The co-founder and CEO of Facebook, Mark Zuckerberg wrote on his page early Thursday saying that Facebook has “a lot of work to do” when it comes to harassment, election interference, and making sure that it’s a meaningful platform to be on. So he’s making it his “personal challenge” for 2018 to “focus on fixing these important issues.”
Zuckerberg has always set for himself a personal challenge every year since 2009, but they’re usually more along the lines of “meet new people” or “read more books.” This year’s challenge comes from a very different place and carries more of the magnitude that is expected from the top executive of such an influential company.
Facebook has grown more willing to accept its role as a central distributor of information over the past year, although this acceptance has come in phases. Zuckerberg’s announcement today suggests the company is more than ready to address its many shortcomings in that role.
“We won’t prevent all mistakes or abuse, but we currently make too many errors enforcing our policies and preventing misuse of our tools,” Zuckerberg writes. “If we’re successful this year then we’ll end 2018 on a much better trajectory.”
This is an important point for Zuckerberg to acknowledge. Despite the fact that Facebook often approaches issues like harassment with good intentions, they frequently go awry when its guidelines are misapplied — banning people who shouldn’t be banned or allowing people to stay who are clearly acting inappropriately. This is clearly a systemic issue.
Although Facebook isn’t immediately announcing any changes to the product itself, Zuckerberg acknowledges the company’s problems with more bluntness than usual. He even points out the growing distrust between major tech companies and the immense power companies like Facebook have gained.

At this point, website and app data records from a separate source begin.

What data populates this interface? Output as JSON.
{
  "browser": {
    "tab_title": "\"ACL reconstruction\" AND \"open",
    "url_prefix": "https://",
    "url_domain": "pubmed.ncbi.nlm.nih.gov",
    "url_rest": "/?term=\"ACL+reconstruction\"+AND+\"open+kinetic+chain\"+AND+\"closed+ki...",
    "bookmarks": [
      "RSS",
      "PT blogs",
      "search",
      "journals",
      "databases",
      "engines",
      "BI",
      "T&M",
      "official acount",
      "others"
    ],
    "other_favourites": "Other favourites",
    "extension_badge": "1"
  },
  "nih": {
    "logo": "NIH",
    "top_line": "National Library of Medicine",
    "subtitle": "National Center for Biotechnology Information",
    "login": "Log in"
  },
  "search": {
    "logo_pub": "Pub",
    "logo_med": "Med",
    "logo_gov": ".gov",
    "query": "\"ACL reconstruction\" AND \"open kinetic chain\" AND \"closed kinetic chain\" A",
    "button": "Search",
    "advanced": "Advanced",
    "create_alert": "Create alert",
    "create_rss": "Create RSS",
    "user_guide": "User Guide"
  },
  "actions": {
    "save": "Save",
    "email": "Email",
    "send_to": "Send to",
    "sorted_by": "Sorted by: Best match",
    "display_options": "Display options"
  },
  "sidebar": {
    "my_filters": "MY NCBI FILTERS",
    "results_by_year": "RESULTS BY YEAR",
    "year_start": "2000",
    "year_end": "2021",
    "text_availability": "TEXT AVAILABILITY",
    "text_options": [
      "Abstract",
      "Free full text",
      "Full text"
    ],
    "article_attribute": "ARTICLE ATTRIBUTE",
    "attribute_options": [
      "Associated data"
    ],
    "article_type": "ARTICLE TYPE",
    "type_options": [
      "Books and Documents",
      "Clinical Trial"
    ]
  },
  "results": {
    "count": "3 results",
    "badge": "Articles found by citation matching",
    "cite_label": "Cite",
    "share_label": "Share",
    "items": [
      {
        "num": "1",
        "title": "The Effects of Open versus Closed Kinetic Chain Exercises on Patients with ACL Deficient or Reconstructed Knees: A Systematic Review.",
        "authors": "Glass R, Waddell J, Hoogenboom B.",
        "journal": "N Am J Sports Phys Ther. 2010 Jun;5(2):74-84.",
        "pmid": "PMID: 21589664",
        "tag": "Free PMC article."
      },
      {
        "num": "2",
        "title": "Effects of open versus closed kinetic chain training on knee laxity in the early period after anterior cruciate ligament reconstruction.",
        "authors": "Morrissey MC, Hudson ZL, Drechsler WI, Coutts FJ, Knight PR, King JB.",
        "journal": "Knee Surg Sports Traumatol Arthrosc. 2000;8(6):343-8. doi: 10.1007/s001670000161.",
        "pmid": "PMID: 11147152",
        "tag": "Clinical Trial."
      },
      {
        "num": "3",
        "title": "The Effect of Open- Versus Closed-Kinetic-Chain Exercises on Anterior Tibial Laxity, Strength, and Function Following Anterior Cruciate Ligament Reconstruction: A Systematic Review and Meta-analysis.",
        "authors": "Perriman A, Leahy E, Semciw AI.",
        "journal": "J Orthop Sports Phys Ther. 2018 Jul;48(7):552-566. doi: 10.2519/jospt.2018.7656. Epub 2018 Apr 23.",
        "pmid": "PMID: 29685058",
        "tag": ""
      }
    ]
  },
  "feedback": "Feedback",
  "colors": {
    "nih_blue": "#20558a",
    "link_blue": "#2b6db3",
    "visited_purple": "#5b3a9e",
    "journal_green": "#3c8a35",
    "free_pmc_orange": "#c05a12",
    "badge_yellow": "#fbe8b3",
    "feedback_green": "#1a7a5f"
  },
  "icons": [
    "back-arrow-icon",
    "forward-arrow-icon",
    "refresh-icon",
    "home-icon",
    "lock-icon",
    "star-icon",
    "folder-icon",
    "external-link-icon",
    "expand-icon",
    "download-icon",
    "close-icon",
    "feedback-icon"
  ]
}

“A lot of us got into technology because we believe it can be a decentralizing force that puts more power in people’s hands … With the rise of a small number of big tech companies — and governments using technology to watch their citizens — many people now believe technology only centralizes power rather than decentralizes it,” he writes.
Zuckerberg says encryption and cryptocurrency are two “important counter-trends” that put power back in people’s hands. He writes that he’s interested in studying their impact and “how best to use them in our services.”
Much of this sounds like musing on Zuckerberg’s part. It’s impossible to imagine Facebook giving up its immensely profitable role as the central hub for online communication for some idealistic, decentralized network out of its control, but Zuckerberg’s acknowledgement of the fears and concerns of his users is at least a foundation on which it can hopefully start to address those problems with more energy.